New Years Hike up Grandfather Mountain

On New Year’s Day I decided to take a six mile solo hike to the top of Grandfather Mountain. With an elevation of 5,964 feet it is the highest peak in the Blue Ridge Mountain Range. Grandfather Mountain, a North Carolina State Park and an International Biosphere Reserve, is a rugged, monolithic piece of rock that dominates the skyline from most any vantage point in the greater Blowing Rock/Boone/Banner Elk area. While the property is not as large as Blue Ridge Mountain Club, Grandfather Mountain’s 3,200 acres is rich in flora and fauna and represents the South’s best high alpine landscape and high altitude hiking experiences. 

My hike was scheduled for daybreak and was intended to be a tribute to the New Year. It was symbolic for many reasons. Firstly, I wanted to start the year with a positive, clear, and achievable goal; secondly, if you have seen my waistline lately you would know that I was motivated by the benefits of the exercise; and finally, I wanted to have some quiet time to clear my mind, absorb the lessons of 2011 and refocus my energy on a productive 2012. 
The goal was Calloway Peak and my route was the Daniel Boone Scout Trail. At the starting elevation, approximately 4,000 feet, New Year’s day started very cold, gray and with the threat for snow. I, however, was dressed warmly, had backcountry provisions in case of an accident, and was determined to continue. It is a humbling experience hiking in such a vast landscape. Most of the time I only noticed the steady rasp of my breathing, but periodically the mountain calls for your attention…a snap in the forest, the wind blowing through the trees,  shafts of sunlight peaking from under the clouds, the changes of dark and light intensity as you pass through different forest landscapes. Likewise, after a while the phantoms of my mind call for my attention as well and trigger unmistakable questions about my mortality…are there bears or mountain lions lurking in the shadows? What if I twist my ankle, break my leg or fall from a cliff? Regardless, these are not uncommon thoughts for any solo hiker and I persevere.
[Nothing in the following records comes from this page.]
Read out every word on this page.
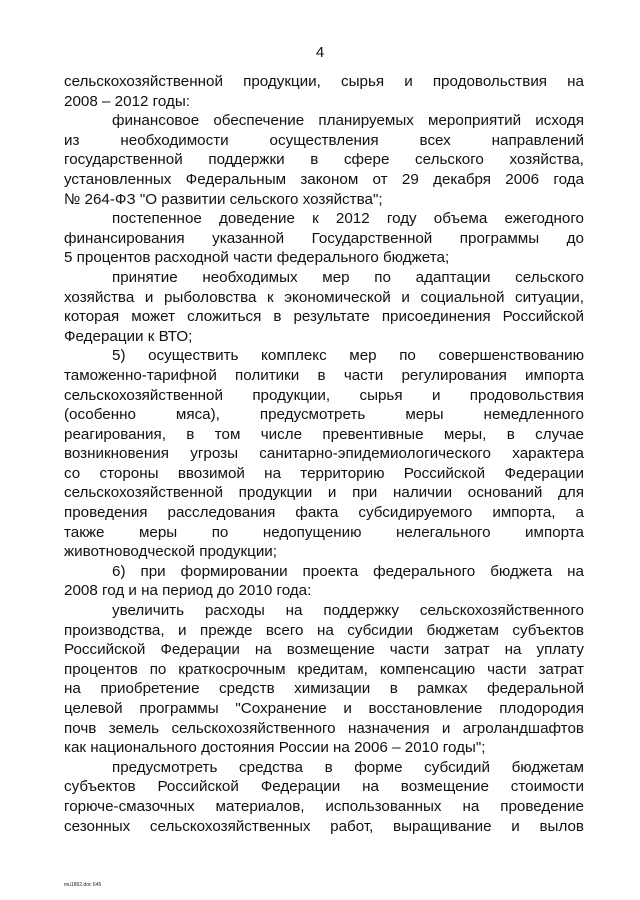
4
сельскохозяйственной продукции, сырья и продовольствия на
2008 – 2012 годы:
финансовое обеспечение планируемых мероприятий исходя
из необходимости осуществления всех направлений
государственной поддержки в сфере сельского хозяйства,
установленных Федеральным законом от 29 декабря 2006 года
№ 264-ФЗ "О развитии сельского хозяйства";
постепенное доведение к 2012 году объема ежегодного
финансирования указанной Государственной программы до
5 процентов расходной части федерального бюджета;
принятие необходимых мер по адаптации сельского
хозяйства и рыболовства к экономической и социальной ситуации,
которая может сложиться в результате присоединения Российской
Федерации к ВТО;
5) осуществить комплекс мер по совершенствованию
таможенно-тарифной политики в части регулирования импорта
сельскохозяйственной продукции, сырья и продовольствия
(особенно мяса), предусмотреть меры немедленного
реагирования, в том числе превентивные меры, в случае
возникновения угрозы санитарно-эпидемиологического характера
со стороны ввозимой на территорию Российской Федерации
сельскохозяйственной продукции и при наличии оснований для
проведения расследования факта субсидируемого импорта, а
также меры по недопущению нелегального импорта
животноводческой продукции;
6) при формировании проекта федерального бюджета на
2008 год и на период до 2010 года:
увеличить расходы на поддержку сельскохозяйственного
производства, и прежде всего на субсидии бюджетам субъектов
Российской Федерации на возмещение части затрат на уплату
процентов по краткосрочным кредитам, компенсацию части затрат
на приобретение средств химизации в рамках федеральной
целевой программы "Сохранение и восстановление плодородия
почв земель сельскохозяйственного назначения и агроландшафтов
как национального достояния России на 2006 – 2010 годы";
предусмотреть средства в форме субсидий бюджетам
субъектов Российской Федерации на возмещение стоимости
горюче-смазочных материалов, использованных на проведение
сезонных сельскохозяйственных работ, выращивание и вылов
mu1862.doc 645
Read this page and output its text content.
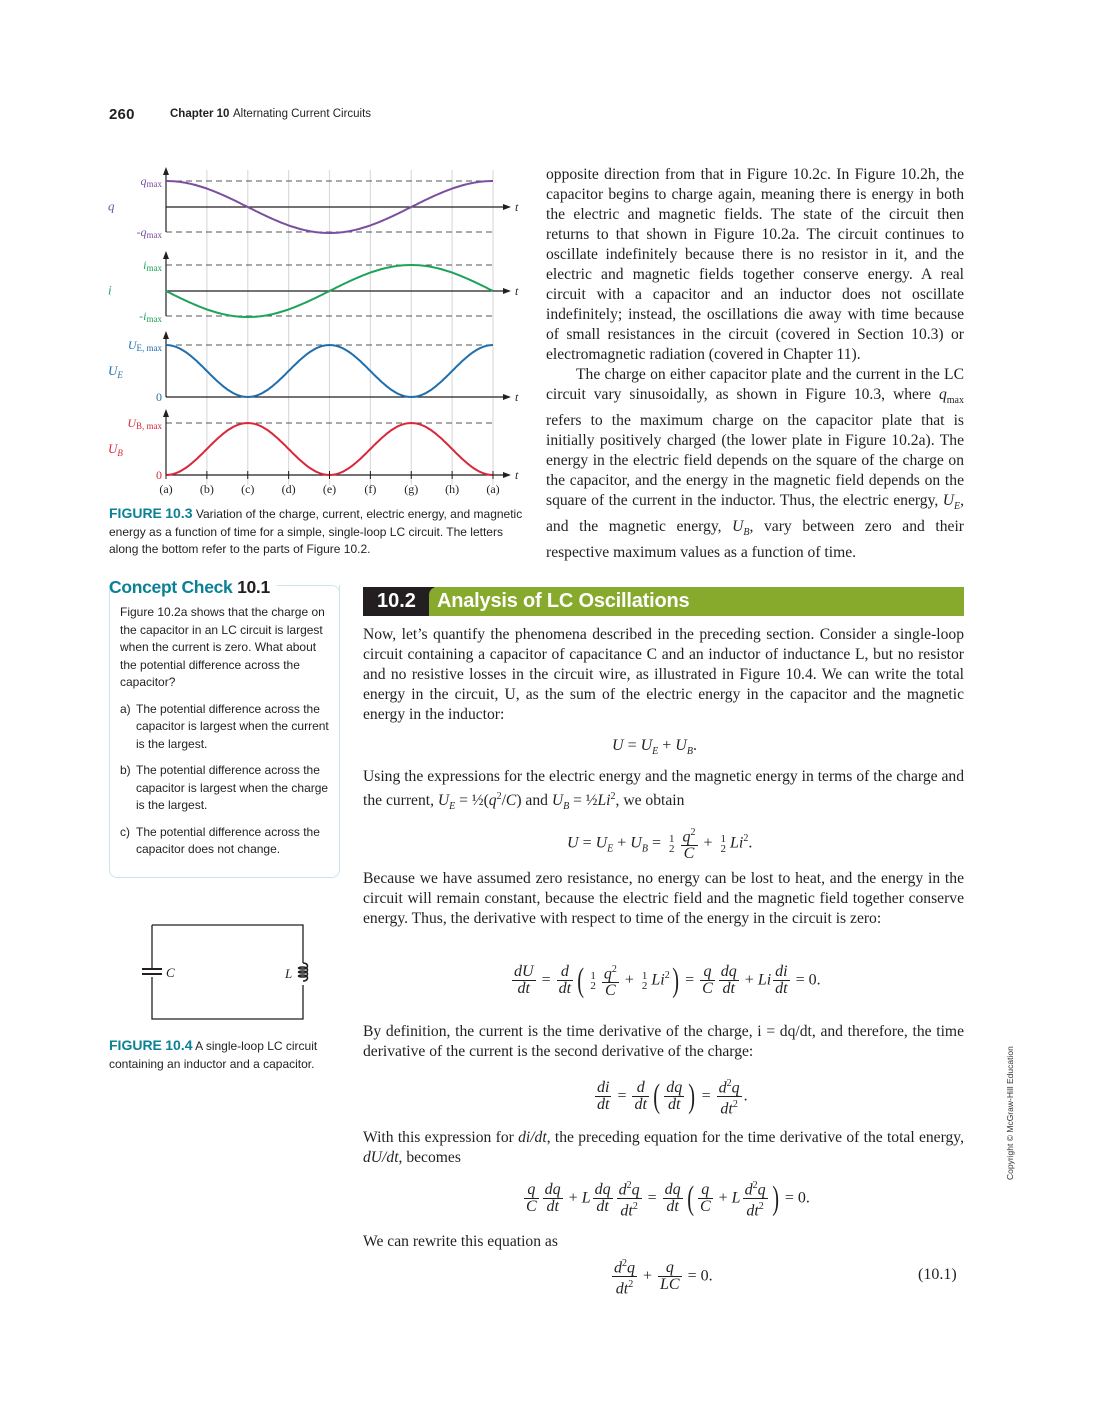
260	Chapter 10 Alternating Current Circuits
t
q
qmax
-qmax
t
i
imax
-imax
t
$U_E$
UE, max
0
t
$U_B$
UB, max
0
(a) (b) (c) (d) (e) (f) (g) (h) (a)
FIGURE 10.3 Variation of the charge, current, electric energy, and magnetic energy as a function of time for a simple, single-loop LC circuit. The letters along the bottom refer to the parts of Figure 10.2.

opposite direction from that in Figure 10.2c. In Figure 10.2h, the capacitor begins to charge again, meaning there is energy in both the electric and magnetic fields. The state of the circuit then returns to that shown in Figure 10.2a. The circuit continues to oscillate indefinitely because there is no resistor in it, and the electric and magnetic fields together conserve energy. A real circuit with a capacitor and an inductor does not oscillate indefinitely; instead, the oscillations die away with time because of small resistances in the circuit (covered in Section 10.3) or electromagnetic radiation (covered in Chapter 11).

The charge on either capacitor plate and the current in the LC circuit vary sinusoidally, as shown in Figure 10.3, where $q_{max}$ refers to the maximum charge on the capacitor plate that is initially positively charged (the lower plate in Figure 10.2a). The energy in the electric field depends on the square of the charge on the capacitor, and the energy in the magnetic field depends on the square of the current in the inductor. Thus, the electric energy, $U_E$, and the magnetic energy, $U_B$, vary between zero and their respective maximum values as a function of time.

Concept Check 10.1
Figure 10.2a shows that the charge on the capacitor in an LC circuit is largest when the current is zero. What about the potential difference across the capacitor?
a) The potential difference across the capacitor is largest when the current is the largest.
b) The potential difference across the capacitor is largest when the charge is the largest.
c) The potential difference across the capacitor does not change.
C	L
FIGURE 10.4 A single-loop LC circuit containing an inductor and a capacitor.
10.2 Analysis of LC Oscillations
Now, let’s quantify the phenomena described in the preceding section. Consider a single-loop circuit containing a capacitor of capacitance C and an inductor of inductance L, but no resistor and no resistive losses in the circuit wire, as illustrated in Figure 10.4. We can write the total energy in the circuit, U, as the sum of the electric energy in the capacitor and the magnetic energy in the inductor:
$U = U_E + U_B$.
Using the expressions for the electric energy and the magnetic energy in terms of the charge and the current, $U_E$ = $\frac{1}{2}(q^2/C)$ and $U_B$ = $\frac{1}{2}Li^2$, we obtain
$U = U_E + U_B = 1$
$2 \frac{q^2}{C} + 1$
2 Li$^2$.
Because we have assumed zero resistance, no energy can be lost to heat, and the energy in the circuit will remain constant, because the electric field and the magnetic field together conserve energy. Thus, the derivative with respect to time of the energy in the circuit is zero:
$\frac{dU}{dt} = \frac{d}{dt}$ ( 1
$2 \frac{q^2}{C} + 1$
2 $Li^2) = \frac{q}{C} \frac{dq}{dt} + Li \frac{di}{dt} = 0$.
By definition, the current is the time derivative of the charge, i = dq/dt, and therefore, the time derivative of the current is the second derivative of the charge:
$\frac{di}{dt} = \frac{d}{dt}$ ( $\frac{dq}{dt}$ ) = $\frac{d^2q}{dt^2}$ .
With this expression for di/dt, the preceding equation for the time derivative of the total energy, dU/dt, becomes
$\frac{q}{C} \frac{dq}{dt} + L \frac{dq}{dt} \frac{d^2q}{dt^2} = \frac{dq}{dt}$ ( $\frac{q}{C} + L \frac{d^2q}{dt^2}$ ) = 0.
We can rewrite this equation as
$\frac{d^2q}{dt^2} + \frac{q}{LC} = 0$.	(10.1)
Copyright © McGraw-Hill Education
After about two hours of hiking I finally reached the final quarter mile. With only a couple of hundred feet in elevation remaining the path became very treacherous with ice floes and snow. I bullied through several hundred feet of trail, slipping and sliding, holding onto trees and branches to help pull myself along the icy trail and up the rocky faces. I continue ahead determined to reach the top, but find that my footing is increasingly unsure and the mortality issues from the previous parts of the hike screaming in my head. Reluctantly, I turn around and head back down the mountain.  
As I return down the trail my first inclination was to be disappointed in not standing at the pinnacle of the mountain; But after a while I am comforted by the knowledge that while I did not reach my intended target, the goal of the day was still achieved: a little soul searching, a little exercise and a few more lessons about myself to take into the New Year. Oh well, I’ll try it again next weekend…I love living in the mountains!!!